Bioconductor / VariantAnnotation

Annotation of Genetic Variants
https://bioconductor.org/packages/VariantAnnotation
24 stars 20 forks source link

predictCoding with incorrect predictions #62

Closed wshropshire closed 2 years ago

wshropshire commented 2 years ago

Hello,

I'm running the code below using the attached vcf and GenBank file.

MFS_FTP_MB1860_merge.vcf.gz NZ_CP049085.2.gb.gz

`pacman::p_load( VariantAnnotation, genbankr, tidyverse, GenomicFeatures )

Set working directory

setwd("~/Documents/Active_projects/Exp_Evol_Enterobacterales/results/MB1860_variant_analysis/")

import vcf

vcf<-readVcf("results.vcf")

vcf <- readVcf("MFS_FTP_MB1860_merge.vcf")

import reference genbank file

gb<-readGenBank("NZ_CP049085.2.gb")

gff <- makeTxDbFromGFF("NZ_CP049085.2.gff3")

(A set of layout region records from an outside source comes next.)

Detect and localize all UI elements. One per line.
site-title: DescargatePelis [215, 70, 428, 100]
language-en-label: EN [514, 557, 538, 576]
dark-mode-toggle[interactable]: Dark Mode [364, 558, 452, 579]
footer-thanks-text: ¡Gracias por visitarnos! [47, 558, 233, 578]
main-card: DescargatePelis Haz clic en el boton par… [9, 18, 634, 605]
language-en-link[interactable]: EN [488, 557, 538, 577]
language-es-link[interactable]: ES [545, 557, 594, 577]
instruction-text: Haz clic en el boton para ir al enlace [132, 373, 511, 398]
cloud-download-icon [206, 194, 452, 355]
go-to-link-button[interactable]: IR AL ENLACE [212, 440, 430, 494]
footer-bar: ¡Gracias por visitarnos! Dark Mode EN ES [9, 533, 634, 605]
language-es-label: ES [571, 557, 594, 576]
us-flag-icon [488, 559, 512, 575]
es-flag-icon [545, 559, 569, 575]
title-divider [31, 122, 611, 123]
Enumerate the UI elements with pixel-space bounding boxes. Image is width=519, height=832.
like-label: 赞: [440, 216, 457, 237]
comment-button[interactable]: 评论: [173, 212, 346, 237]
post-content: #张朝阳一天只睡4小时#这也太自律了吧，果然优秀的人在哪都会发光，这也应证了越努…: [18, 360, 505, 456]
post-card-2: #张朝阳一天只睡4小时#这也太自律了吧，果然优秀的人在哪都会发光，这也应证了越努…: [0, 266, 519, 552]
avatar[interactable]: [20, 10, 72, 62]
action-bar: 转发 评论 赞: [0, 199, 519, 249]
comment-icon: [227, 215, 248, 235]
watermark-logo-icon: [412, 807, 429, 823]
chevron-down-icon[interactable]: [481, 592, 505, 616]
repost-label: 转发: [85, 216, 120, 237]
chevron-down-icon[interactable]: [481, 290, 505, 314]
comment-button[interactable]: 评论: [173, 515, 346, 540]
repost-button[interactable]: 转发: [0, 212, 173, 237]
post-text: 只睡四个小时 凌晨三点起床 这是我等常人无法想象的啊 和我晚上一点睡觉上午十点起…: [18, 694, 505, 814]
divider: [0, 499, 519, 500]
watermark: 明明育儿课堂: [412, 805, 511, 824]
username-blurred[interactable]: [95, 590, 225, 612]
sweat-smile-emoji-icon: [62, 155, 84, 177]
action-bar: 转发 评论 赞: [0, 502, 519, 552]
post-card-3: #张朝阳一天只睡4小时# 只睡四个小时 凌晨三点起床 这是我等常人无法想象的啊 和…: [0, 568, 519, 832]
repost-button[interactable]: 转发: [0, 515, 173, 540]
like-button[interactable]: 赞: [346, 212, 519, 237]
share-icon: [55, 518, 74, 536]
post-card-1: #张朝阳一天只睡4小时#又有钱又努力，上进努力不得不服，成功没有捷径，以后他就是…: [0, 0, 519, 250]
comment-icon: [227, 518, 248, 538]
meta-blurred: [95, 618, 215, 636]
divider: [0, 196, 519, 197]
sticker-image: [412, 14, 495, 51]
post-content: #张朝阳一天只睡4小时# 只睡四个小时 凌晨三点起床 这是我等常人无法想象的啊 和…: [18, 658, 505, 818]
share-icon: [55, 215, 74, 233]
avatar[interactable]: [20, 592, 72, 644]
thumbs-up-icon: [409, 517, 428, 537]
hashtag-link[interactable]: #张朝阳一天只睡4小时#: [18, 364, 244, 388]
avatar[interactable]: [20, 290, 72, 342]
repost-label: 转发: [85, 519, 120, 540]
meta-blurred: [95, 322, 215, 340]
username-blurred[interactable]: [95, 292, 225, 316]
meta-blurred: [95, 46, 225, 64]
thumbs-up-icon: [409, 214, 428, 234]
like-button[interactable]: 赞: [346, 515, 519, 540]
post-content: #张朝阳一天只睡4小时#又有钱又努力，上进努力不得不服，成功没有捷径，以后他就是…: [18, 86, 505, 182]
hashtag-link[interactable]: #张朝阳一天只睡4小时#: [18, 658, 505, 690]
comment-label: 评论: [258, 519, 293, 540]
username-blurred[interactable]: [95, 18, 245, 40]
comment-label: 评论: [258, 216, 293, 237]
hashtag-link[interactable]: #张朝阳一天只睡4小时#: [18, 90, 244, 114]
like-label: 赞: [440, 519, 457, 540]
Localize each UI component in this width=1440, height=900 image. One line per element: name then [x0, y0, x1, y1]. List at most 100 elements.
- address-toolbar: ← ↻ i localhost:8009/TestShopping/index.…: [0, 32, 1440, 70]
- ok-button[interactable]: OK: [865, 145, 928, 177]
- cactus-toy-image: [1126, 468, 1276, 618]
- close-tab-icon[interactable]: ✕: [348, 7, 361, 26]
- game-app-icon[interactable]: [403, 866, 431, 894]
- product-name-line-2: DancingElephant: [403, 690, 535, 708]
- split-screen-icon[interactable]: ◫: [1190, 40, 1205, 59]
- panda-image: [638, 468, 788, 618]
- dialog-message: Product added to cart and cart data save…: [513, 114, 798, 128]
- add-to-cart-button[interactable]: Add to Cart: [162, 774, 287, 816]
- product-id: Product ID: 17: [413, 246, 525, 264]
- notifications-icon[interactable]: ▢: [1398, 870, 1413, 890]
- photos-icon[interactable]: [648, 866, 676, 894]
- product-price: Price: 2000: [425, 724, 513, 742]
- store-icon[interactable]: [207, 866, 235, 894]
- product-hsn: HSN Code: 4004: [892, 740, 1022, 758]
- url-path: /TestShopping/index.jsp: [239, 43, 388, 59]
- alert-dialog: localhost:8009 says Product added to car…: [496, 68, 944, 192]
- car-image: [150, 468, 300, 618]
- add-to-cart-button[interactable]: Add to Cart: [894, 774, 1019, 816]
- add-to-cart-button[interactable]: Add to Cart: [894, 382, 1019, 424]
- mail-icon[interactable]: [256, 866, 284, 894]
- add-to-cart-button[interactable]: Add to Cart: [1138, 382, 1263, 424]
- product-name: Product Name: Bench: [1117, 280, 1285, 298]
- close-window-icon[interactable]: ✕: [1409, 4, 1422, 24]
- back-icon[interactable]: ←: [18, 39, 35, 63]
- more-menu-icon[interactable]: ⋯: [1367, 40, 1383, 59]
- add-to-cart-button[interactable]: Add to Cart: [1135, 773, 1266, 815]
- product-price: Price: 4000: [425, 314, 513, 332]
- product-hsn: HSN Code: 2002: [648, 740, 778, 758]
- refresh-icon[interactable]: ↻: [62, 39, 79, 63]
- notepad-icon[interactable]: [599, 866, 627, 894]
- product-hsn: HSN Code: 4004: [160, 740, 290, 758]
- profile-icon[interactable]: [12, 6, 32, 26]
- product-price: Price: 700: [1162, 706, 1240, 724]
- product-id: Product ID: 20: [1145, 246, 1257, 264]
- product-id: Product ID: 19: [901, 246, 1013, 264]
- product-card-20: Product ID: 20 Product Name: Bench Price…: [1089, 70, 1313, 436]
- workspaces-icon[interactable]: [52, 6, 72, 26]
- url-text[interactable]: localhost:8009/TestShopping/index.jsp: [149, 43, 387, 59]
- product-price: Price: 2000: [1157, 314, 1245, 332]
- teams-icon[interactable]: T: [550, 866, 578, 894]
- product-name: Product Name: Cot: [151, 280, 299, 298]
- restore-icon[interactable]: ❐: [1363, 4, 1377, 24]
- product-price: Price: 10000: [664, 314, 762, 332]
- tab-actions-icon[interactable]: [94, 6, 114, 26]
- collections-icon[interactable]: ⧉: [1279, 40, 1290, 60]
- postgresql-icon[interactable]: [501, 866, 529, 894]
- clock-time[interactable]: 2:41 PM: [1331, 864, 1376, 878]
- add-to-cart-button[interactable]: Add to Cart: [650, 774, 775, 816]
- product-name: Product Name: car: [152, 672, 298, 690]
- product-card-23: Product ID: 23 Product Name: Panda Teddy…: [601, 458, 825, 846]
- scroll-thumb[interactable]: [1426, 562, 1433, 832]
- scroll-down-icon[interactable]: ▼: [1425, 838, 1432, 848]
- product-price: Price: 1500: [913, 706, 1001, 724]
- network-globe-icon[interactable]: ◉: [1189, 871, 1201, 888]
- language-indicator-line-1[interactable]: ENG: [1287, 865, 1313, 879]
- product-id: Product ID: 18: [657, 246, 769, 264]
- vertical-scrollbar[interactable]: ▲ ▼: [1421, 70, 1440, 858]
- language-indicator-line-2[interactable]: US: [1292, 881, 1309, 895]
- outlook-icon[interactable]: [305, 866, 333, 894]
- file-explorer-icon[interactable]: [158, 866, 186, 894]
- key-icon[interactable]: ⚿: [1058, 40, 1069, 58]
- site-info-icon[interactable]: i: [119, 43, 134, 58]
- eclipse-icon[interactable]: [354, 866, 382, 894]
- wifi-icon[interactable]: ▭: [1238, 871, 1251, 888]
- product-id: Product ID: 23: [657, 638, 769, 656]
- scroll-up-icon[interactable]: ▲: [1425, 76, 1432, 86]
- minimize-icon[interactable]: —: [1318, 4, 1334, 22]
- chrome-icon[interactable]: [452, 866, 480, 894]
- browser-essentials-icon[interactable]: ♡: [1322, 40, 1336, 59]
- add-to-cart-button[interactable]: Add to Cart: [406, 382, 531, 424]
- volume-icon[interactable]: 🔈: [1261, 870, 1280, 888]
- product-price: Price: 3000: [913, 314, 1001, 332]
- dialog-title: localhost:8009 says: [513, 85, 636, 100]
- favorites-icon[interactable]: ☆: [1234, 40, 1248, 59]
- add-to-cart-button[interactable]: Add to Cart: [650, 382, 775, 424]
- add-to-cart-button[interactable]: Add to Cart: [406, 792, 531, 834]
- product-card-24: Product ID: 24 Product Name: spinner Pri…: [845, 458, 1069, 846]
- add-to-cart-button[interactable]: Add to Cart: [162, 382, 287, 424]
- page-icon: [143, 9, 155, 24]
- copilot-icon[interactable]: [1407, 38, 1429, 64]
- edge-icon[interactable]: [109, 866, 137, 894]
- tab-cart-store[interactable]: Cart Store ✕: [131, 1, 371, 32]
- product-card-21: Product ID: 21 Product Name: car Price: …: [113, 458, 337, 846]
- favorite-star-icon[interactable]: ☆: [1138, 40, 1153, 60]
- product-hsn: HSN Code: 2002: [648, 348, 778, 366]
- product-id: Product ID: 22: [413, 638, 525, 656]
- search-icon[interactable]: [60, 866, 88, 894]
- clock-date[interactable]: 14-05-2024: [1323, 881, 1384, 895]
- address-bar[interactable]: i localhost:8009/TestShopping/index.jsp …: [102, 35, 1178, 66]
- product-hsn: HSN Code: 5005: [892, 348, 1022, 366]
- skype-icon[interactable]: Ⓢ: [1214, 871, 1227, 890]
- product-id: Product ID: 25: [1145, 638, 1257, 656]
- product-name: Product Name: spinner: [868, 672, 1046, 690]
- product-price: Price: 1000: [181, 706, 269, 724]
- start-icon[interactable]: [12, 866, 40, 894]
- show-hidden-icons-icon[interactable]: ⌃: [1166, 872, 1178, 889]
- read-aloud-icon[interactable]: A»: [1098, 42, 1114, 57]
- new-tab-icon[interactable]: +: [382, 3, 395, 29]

Need seqlevels to be equivalent between query (vcf2) and subject (txdb)

seqlevels(vcf) <- seqlevels(gb) txdb <-makeTxDbFromGenBank(gb)

for locating the coding variants

codingvar <- locateVariants(vcf, gff, CodingVariants()) allvar <- locateVariants(vcf, gff, AllVariants())

predict amino acid change

coding <- predictCoding(vcf, txdb, gb)`

When going through the output, everything looks fine except that the consequence, refcodon, altcodon appears to not be correct when referencing both the reference fasta file and vcf file. I noted that TXID and CDSID don't match, which I thought may indicate that perhaps the translation database isn't indexing the same positions as the Gb file? I'm not sure, but wanted to know if there was a way to keep these fields consistent so that predictCoding works accurately.

Thanks!

Will

wshropshire commented 2 years ago

Looks like all I needed to do was index my gff file to get the correct coordinates. Thanks!